Two years after receiving $24 million for the task, officials with the state Department of Justice said Thursday that the agency needs up to three more years to eliminate a backlog of people who improperly own firearms despite criminal convictions or mental illness.

Dissatisfied with the slow progress, state lawmakers called for fixes to the $24-million program designed to eliminate the backlog of approximately 20,000 people who possess more than 40,000 firearms. When the money was allocated, the Justice Department promised to eliminate the backlog in three years.

Members of a Senate panel said during a hearing Thursday that they are alarmed that 40% of the funds have been spent but the backlog has only been reduced by about 17%, meaning that with thousands more added each year there are still more than 16,000 people on the list.

The state may be able to reduce the backlog to 10,000 people by the time the special funding runs out next year, said Stephen Lindley, who is chief of the Justice Department’s Bureau of Firearms. He told the Senate budget subcommittee on public safety that the department needs two to three more years to eliminate the backlog.


“There is concern in the Legislature that we need to do better,” said Sen. Loni Hancock (D-Berkeley), who chairs the panel.

Hancock said she was particularly troubled that 38 special agents hired and trained by the agency at a cost of $20,000 each have left the program for other, more permanent jobs within the department, some within weeks of being employed.

Hancock said she would introduce legislation that requires the program to be repaid training and hiring costs for agents who leave the special program within a year.

She also said some remedy is needed to a problem in which the special agents are not able to get into the homes of a number of people on the list because they don’t have a search warrant.

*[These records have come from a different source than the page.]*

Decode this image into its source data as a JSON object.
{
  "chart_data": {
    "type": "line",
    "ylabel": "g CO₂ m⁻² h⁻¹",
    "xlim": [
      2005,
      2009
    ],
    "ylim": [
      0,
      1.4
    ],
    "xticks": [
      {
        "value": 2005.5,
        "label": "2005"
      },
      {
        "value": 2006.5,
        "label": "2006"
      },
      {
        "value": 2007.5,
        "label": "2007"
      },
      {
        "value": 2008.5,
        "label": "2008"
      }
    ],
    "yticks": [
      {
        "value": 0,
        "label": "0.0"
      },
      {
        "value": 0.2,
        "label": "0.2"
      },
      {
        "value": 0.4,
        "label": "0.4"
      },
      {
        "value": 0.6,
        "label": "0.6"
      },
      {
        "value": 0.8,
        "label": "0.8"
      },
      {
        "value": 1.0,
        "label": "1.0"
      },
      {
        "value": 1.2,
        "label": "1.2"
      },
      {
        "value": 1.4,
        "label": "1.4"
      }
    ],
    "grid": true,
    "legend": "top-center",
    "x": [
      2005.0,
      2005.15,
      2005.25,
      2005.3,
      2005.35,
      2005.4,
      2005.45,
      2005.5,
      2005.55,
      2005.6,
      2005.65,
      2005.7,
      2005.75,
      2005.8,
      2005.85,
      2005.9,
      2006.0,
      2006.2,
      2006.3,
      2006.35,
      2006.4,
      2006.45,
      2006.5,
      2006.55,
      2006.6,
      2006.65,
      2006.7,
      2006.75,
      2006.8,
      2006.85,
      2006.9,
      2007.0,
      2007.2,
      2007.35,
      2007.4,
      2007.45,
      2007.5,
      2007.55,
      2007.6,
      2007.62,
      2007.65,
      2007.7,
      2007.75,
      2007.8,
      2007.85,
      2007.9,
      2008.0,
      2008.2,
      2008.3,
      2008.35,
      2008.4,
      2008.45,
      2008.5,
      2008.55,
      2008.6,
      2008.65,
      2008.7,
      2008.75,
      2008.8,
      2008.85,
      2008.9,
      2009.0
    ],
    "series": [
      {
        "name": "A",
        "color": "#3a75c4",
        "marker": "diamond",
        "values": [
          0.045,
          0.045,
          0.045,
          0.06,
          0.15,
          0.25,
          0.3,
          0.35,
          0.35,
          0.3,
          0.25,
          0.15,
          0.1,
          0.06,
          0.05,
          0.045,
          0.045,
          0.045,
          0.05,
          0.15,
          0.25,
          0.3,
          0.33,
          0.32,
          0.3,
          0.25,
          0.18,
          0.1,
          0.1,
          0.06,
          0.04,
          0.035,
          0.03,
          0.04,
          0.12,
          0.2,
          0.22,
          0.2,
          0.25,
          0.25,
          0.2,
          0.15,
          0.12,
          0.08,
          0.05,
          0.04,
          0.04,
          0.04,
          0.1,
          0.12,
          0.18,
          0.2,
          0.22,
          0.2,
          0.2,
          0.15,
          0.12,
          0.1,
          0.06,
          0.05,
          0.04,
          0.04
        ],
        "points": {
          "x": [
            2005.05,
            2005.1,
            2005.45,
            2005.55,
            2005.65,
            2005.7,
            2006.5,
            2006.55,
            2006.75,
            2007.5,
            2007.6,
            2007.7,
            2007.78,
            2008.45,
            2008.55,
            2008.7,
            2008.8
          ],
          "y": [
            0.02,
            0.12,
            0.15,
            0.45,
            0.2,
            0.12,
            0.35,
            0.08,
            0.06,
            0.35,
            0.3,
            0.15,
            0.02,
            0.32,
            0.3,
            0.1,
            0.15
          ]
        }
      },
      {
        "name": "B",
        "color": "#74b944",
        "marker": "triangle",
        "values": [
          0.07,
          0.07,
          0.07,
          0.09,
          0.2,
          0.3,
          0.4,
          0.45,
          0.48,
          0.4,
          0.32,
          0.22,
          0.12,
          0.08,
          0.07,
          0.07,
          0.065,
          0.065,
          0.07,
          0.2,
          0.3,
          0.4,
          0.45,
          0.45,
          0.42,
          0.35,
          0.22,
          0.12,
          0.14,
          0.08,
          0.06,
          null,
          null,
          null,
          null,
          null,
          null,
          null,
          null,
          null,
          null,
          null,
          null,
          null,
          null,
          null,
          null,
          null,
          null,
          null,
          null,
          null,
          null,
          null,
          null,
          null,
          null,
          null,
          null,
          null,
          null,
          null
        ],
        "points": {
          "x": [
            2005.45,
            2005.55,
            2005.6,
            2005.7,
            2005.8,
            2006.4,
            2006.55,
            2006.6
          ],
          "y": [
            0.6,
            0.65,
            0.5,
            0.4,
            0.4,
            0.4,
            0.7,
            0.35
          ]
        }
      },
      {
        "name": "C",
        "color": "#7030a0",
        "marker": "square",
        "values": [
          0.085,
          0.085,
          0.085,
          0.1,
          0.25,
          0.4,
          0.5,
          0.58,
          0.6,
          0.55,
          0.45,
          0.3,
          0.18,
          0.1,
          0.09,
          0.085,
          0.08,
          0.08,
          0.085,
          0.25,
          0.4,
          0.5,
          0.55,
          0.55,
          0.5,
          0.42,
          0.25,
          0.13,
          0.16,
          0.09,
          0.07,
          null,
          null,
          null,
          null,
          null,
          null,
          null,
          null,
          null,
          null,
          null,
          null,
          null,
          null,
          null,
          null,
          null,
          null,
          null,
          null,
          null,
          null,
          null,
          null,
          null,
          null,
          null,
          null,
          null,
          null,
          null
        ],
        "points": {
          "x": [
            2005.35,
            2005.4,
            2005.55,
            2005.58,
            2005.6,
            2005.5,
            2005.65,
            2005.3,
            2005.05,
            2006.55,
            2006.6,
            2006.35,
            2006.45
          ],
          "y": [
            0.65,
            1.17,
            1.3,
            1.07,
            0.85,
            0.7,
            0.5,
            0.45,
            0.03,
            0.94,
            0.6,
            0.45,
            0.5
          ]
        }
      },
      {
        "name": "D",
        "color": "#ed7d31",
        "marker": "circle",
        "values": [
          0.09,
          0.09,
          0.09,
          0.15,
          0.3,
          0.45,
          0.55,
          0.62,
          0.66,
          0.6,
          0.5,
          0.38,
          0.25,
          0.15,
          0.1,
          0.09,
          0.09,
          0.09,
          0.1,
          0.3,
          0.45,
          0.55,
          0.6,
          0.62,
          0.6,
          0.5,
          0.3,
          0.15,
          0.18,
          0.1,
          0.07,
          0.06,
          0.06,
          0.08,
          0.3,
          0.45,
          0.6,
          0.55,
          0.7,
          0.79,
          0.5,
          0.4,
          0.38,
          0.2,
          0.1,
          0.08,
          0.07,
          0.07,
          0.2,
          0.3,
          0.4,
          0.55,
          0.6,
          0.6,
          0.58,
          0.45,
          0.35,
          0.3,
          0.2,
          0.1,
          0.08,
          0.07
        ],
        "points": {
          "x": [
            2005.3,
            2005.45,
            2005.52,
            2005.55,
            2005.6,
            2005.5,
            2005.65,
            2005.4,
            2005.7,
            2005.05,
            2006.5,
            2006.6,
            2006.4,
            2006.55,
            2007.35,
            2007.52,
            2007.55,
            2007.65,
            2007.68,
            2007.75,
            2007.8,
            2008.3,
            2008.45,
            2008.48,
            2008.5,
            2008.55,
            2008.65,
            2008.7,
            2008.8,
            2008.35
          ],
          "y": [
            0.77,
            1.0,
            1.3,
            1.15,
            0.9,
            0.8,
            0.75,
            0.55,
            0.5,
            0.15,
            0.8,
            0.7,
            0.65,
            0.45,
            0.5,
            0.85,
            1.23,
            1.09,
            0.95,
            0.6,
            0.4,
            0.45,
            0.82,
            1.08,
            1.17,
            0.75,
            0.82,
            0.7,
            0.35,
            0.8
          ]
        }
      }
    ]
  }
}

Lindley said some cases involve guns believed purchased in the 1990s so the information is too “stale” to get a search warrant. Being on the list of armed prohibited persons is not itself enough to provide probable cause to get a warrant.

Hancock recommended that the department prioritize newer cases in which staleness is not an issue. “We need to figure this out. This is obviously a big impediment,” she told Lindley.

Sen. Joel Anderson (R-San Diego) complained that the program has gone after people with relatively minor crimes from the 1970s when new, violent felons are left on the list. “Why are we taking valuable resources and spending them in such a frivolous way,” he asked.

The issue has potential political implications given that Atty. Gen. Kamala D. Harris has announced a campaign for the U.S. Senate.

Sen. Mark Leno (D-San Francisco), a close ally of Harris and author of the bill that allocated the $24 million, appeared at the hearing and came to her defense Thursday.

He said if the special effort had not been pursued, the number of prohibited gun owners would be about 28,000 now. “We have made extraordinary progress,” Leno said.